Those Flowers for Algernon moments
June 1, 2017
I am going to begin this column with more than just a spoiler alert. If you have never read the short story “Flowers for Algernon” by Daniel Keyes, put down this paper immediately. Go buy it, or download it, or whatever, and read the story. You may then continue reading this column. If you fail to follow these instructions, I will have ruined for you one of the true masterpieces of literature.
Flowers for Algernon is a story about a mentally handicapped man who is selected for an experimental surgery which will increase his IQ. The surgery works, and he becomes a genius. However at the turning point in the story, he realizes (as he is now smarter than the scientists) that there is a flaw in the treatment, and the increase in his intelligence will be only temporary. The absolute horror that he feels, when he realizes that he is going to regress to his previous condition, always hits me right in the gut.
I think of Flowers for Algernon periodically, when I meet with clients who are in the relatively early stages of Alzheimer’s disease. There is a certain point, which may not last long, when they know they have the disease, but they are still relatively clearheaded. Later they may become paranoid, or oppositional, or so confused that they no longer have the ability to act sensibly to address what is coming. In that moment, there is still the opportunity to act. But there is also horror.

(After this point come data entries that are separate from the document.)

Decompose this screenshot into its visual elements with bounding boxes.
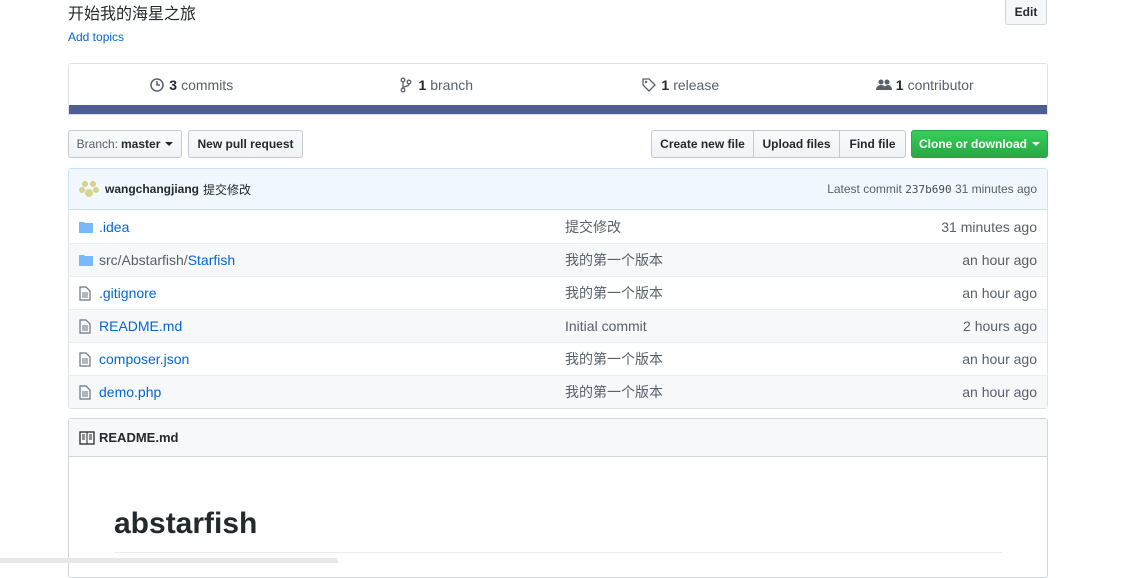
file-commit-message[interactable]: 提交修改 — [565, 217, 865, 237]
file-age: 31 minutes ago — [941, 218, 1037, 235]
file-row: README.md Initial commit 2 hours ago — [68, 309, 1048, 342]
file-row: .idea 提交修改 31 minutes ago — [68, 210, 1048, 243]
contributors-link[interactable]: 1 contributor — [803, 77, 1048, 93]
commits-link[interactable]: 3 commits — [69, 77, 314, 93]
file-commit-message[interactable]: 我的第一个版本 — [565, 283, 865, 303]
create-new-file-button[interactable]: Create new file — [651, 130, 754, 158]
contributors-count: 1 — [895, 77, 904, 93]
tag-icon — [642, 78, 657, 92]
file-icon — [79, 318, 91, 334]
file-age: an hour ago — [962, 351, 1037, 367]
commit-sha-link[interactable]: 237b690 — [905, 183, 951, 196]
people-icon — [875, 79, 892, 90]
readme-header: README.md — [69, 419, 1047, 457]
file-icon — [79, 351, 91, 367]
add-topics-link[interactable]: Add topics — [68, 30, 124, 44]
file-icon — [79, 384, 91, 400]
file-name-link[interactable]: src/Abstarfish/Starfish — [99, 252, 235, 268]
readme-box: README.md abstarfish — [68, 418, 1048, 578]
clone-or-download-button[interactable]: Clone or download — [911, 130, 1048, 158]
file-commit-message[interactable]: 我的第一个版本 — [565, 382, 865, 402]
file-navigation: Branch: master New pull request Create n… — [68, 130, 1048, 158]
new-pull-request-button[interactable]: New pull request — [188, 130, 303, 158]
branch-name: master — [121, 137, 161, 151]
directory-leaf: Starfish — [187, 252, 236, 268]
history-icon — [150, 78, 165, 92]
language-bar[interactable] — [69, 105, 1047, 114]
book-icon — [79, 430, 95, 445]
file-row: demo.php 我的第一个版本 an hour ago — [68, 375, 1048, 408]
releases-link[interactable]: 1 release — [558, 77, 803, 93]
repo-description: 开始我的海星之旅 — [68, 6, 197, 23]
folder-icon — [79, 255, 93, 266]
file-name-link[interactable]: README.md — [99, 318, 182, 334]
file-name-link[interactable]: demo.php — [99, 384, 161, 400]
latest-commit-info: Latest commit 237b690 31 minutes ago — [827, 182, 1037, 196]
file-age: an hour ago — [962, 285, 1037, 301]
commit-message-link[interactable]: 提交修改 — [203, 181, 251, 198]
branches-count: 1 — [418, 77, 427, 93]
file-name-link[interactable]: .idea — [99, 219, 129, 235]
file-icon — [79, 285, 91, 301]
file-age: an hour ago — [962, 384, 1037, 400]
branches-label: branch — [430, 77, 474, 93]
branch-prefix: Branch: — [76, 137, 118, 151]
latest-commit-age: 31 minutes ago — [954, 182, 1037, 196]
file-list: wangchangjiang 提交修改 Latest commit 237b69… — [68, 168, 1048, 409]
chevron-down-icon — [165, 142, 174, 146]
heading-divider — [114, 552, 1002, 553]
upload-files-button[interactable]: Upload files — [754, 130, 840, 158]
latest-commit-bar: wangchangjiang 提交修改 Latest commit 237b69… — [69, 169, 1047, 210]
commits-count: 3 — [169, 77, 178, 93]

I have often thought, as I looked into the eyes of people who were in that period of clarity, that the realization must be terrible. Imagine, if you have never dealt with this yourself, knowing that you are going to go through a rapid mental deterioration. That you will lose your most precious memories. That you will become a burden, perhaps an embarrassment, to your own family. That your very personality, all of the things about you that make you who you are, will fade into something completely different.
That the young woman you didn’t recognize when she came in the door, who left with tears in her eyes, was your beloved daughter.
And I feel for these people. I cannot imagine anything worse. I tried to. The closest I could come was someone who has just been informed that the governor will not be calling, and in a few minutes he will be taken down the hall to the death chamber. But even then, he will at least die knowing who he is.
In those moments, though, I don’t get to spend a lot of time feeling and sympathizing. I don’t have that luxury. I am not a minister or counselor, and this person didn’t come to me to hold his or her hand. I have to give that client some hard legal answers. What is it they need to do at this point? If they are clear enough to ask that question, I need to be clear enough to answer it.
The exact details of what I recommend will depend on that person’s situation. It may involve an irrevocable trust, a health care directive, an open power of attorney, or signing over accounts to a loved one. One way or another, it will involve handing over control to somebody they trust. It won’t save them from the tragedy of going through Alzheimer’s, but at least it will help – a little bit -- to ease the burden on those they care about.
Unfortunately many of these people wait too long. Stubbornness can be an asset when one is fighting a dread disease. However in these cases, stubbornness can lead them to hold on too long. And they can reach the point at which the inevitable confusions created by those plaques and tangles in the brain will take away the clarity they once had, when they could have done something proactive, in that Flowers for Algernon moment.
And then it’s too late.
Kenneth Kirk is an estate planning attorney in Anchorage.